Quantitative Analysis of Meningeal Lymphatics

The images of whole-mount staining meninges were acquired under the 10× lens of a Leica DM4 B with a resolution of 1024×1024 resolution and a z-step of 4 µm. Image J software was used to perform quantitative evaluations of the micrographs. Images of the same region of the superior sagittal sinus (SSS), the confluence of sinuses (COS), and the transverse sinus (TS) were acquired in a confocal microscope. The means of 30 individual lymphatic vessel diameter measurements. The percentage of meningeal lymphatics labeled by AF488 LYVE-1 antibody (i.c.m.) was defined by dividing the area of AF488 LYVE-1 antibody (i.c.m.) labeled by the area of meningeal lymphatics. Fluorescent stereomicrographs of labeled skullcap were obtained with Leica. To quantify the number of total OVA-FITC or Aβ₄₂-FITC in the brain, the images of brain sections were obtained using the confocal microscope. The area of OVA-FITC or Aβ₄₂-FITC was determined by dividing the area labeled OVA or Aβ₄₂ per section by the area of the brain section.

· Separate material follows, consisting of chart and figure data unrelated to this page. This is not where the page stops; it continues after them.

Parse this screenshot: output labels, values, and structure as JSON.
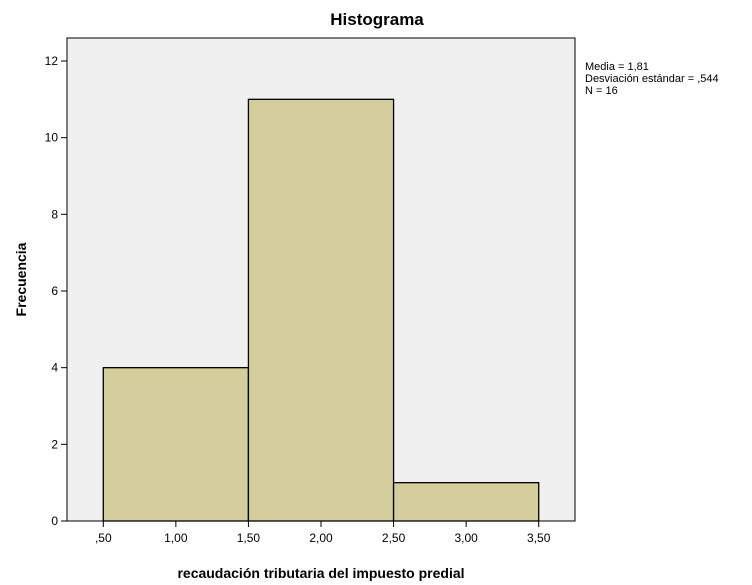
{
  "chart_data": {
    "type": "bar",
    "title": "Histograma",
    "xlabel": "recaudación tributaria del impuesto predial",
    "ylabel": "Frecuencia",
    "bins": [
      {
        "start": 0.5,
        "end": 1.5,
        "value": 4
      },
      {
        "start": 1.5,
        "end": 2.5,
        "value": 11
      },
      {
        "start": 2.5,
        "end": 3.5,
        "value": 1
      }
    ],
    "x_ticks": [
      {
        "value": 0.5,
        "label": ",50"
      },
      {
        "value": 1.0,
        "label": "1,00"
      },
      {
        "value": 1.5,
        "label": "1,50"
      },
      {
        "value": 2.0,
        "label": "2,00"
      },
      {
        "value": 2.5,
        "label": "2,50"
      },
      {
        "value": 3.0,
        "label": "3,00"
      },
      {
        "value": 3.5,
        "label": "3,50"
      }
    ],
    "y_ticks": [
      0,
      2,
      4,
      6,
      8,
      10,
      12
    ],
    "xlim": [
      0.25,
      3.75
    ],
    "ylim": [
      0,
      12.6
    ],
    "grid": false,
    "bar_color": "#d3ce9b",
    "bar_edge_color": "#000000",
    "plot_background": "#f0f0f0",
    "stats": {
      "mean": "Media = 1,81",
      "std": "Desviación estándar = ,544",
      "n": "N = 16"
    }
  }
}
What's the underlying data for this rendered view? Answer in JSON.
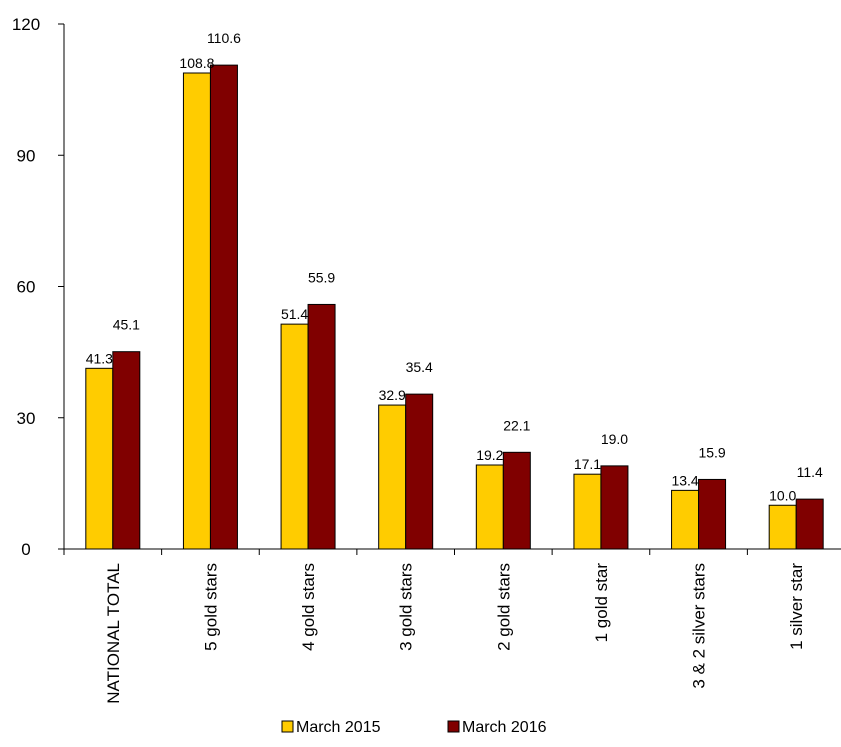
{
  "chart_data": {
    "type": "bar",
    "title": "",
    "xlabel": "",
    "ylabel": "",
    "ylim": [
      0,
      120
    ],
    "yticks": [
      0,
      30,
      60,
      90,
      120
    ],
    "grid": false,
    "legend_position": "bottom",
    "categories": [
      "NATIONAL TOTAL",
      "5 gold stars",
      "4 gold stars",
      "3 gold stars",
      "2 gold stars",
      "1 gold star",
      "3 & 2 silver stars",
      "1 silver star"
    ],
    "series": [
      {
        "name": "March 2015",
        "color": "#FFCC00",
        "values": [
          41.3,
          108.8,
          51.4,
          32.9,
          19.2,
          17.1,
          13.4,
          10.0
        ],
        "labels": [
          "41.3",
          "108.8",
          "51.4",
          "32.9",
          "19.2",
          "17.1",
          "13.4",
          "10.0"
        ]
      },
      {
        "name": "March 2016",
        "color": "#800000",
        "values": [
          45.1,
          110.6,
          55.9,
          35.4,
          22.1,
          19.0,
          15.9,
          11.4
        ],
        "labels": [
          "45.1",
          "110.6",
          "55.9",
          "35.4",
          "22.1",
          "19.0",
          "15.9",
          "11.4"
        ]
      }
    ]
  }
}
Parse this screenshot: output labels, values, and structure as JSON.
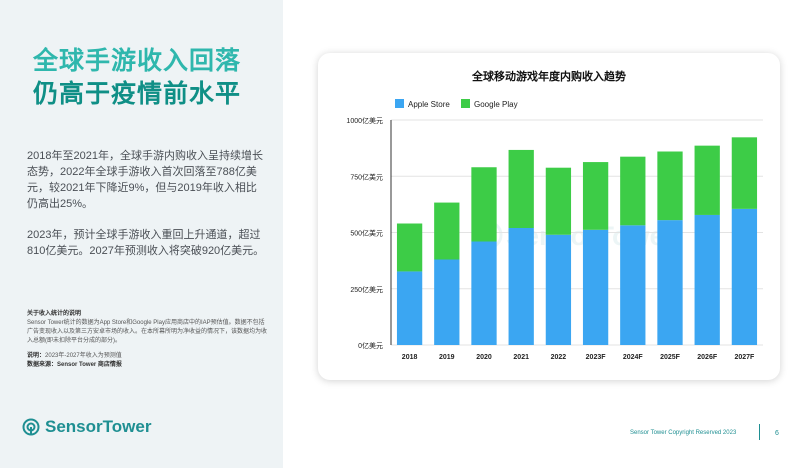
{
  "slide": {
    "title_line1": "全球手游收入回落",
    "title_line2": "仍高于疫情前水平",
    "paragraph1": "2018年至2021年，全球手游内购收入呈持续增长态势，2022年全球手游收入首次回落至788亿美元，较2021年下降近9%，但与2019年收入相比仍高出25%。",
    "paragraph2": "2023年，预计全球手游收入重回上升通道，超过810亿美元。2027年预测收入将突破920亿美元。",
    "notes": {
      "heading": "关于收入统计的说明",
      "body": "Sensor Tower统计的数据为App Store和Google Play应用商店中的IAP预估值。数据不包括广告变现收入以及第三方安卓市场的收入。在本所幕所明为净收益的情况下，该数据均为收入总额(即未扣除平台分成的部分)。",
      "note_label": "说明：",
      "note_text": "2023年-2027年收入为预测值",
      "source_label": "数据来源：",
      "source_text": "Sensor Tower 商店情报"
    },
    "brand": "SensorTower",
    "footer": "Sensor Tower Copyright Reserved 2023",
    "page_number": "6",
    "colors": {
      "teal": "#2fb7ad",
      "dark_teal": "#0f8f86",
      "apple": "#3ba6f2",
      "google": "#3dcc47"
    }
  },
  "chart_data": {
    "type": "bar",
    "stacked": true,
    "title": "全球移动游戏年度内购收入趋势",
    "categories": [
      "2018",
      "2019",
      "2020",
      "2021",
      "2022",
      "2023F",
      "2024F",
      "2025F",
      "2026F",
      "2027F"
    ],
    "series": [
      {
        "name": "Apple Store",
        "color": "#3ba6f2",
        "values": [
          327,
          380,
          460,
          520,
          490,
          512,
          532,
          555,
          578,
          605
        ]
      },
      {
        "name": "Google Play",
        "color": "#3dcc47",
        "values": [
          213,
          253,
          330,
          347,
          298,
          301,
          305,
          305,
          308,
          318
        ]
      }
    ],
    "ylim": [
      0,
      1000
    ],
    "yticks": [
      0,
      250,
      500,
      750,
      1000
    ],
    "ytick_labels": [
      "0亿美元",
      "250亿美元",
      "500亿美元",
      "750亿美元",
      "1000亿美元"
    ],
    "legend_position": "top-left",
    "grid": true
  }
}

The area of OVA-FITC or Aβ₄₂-FITC in the dCLNs was also calculated with the same method. The area of LYVE-1 near the cribriform plate was determined by dividing the area of labeled LYVE-1 per section by the area of the cribriform plate section. All fluorescence micrographs were managed with equally constant exposure time and brightness/contrast and analyzed using the Image J software.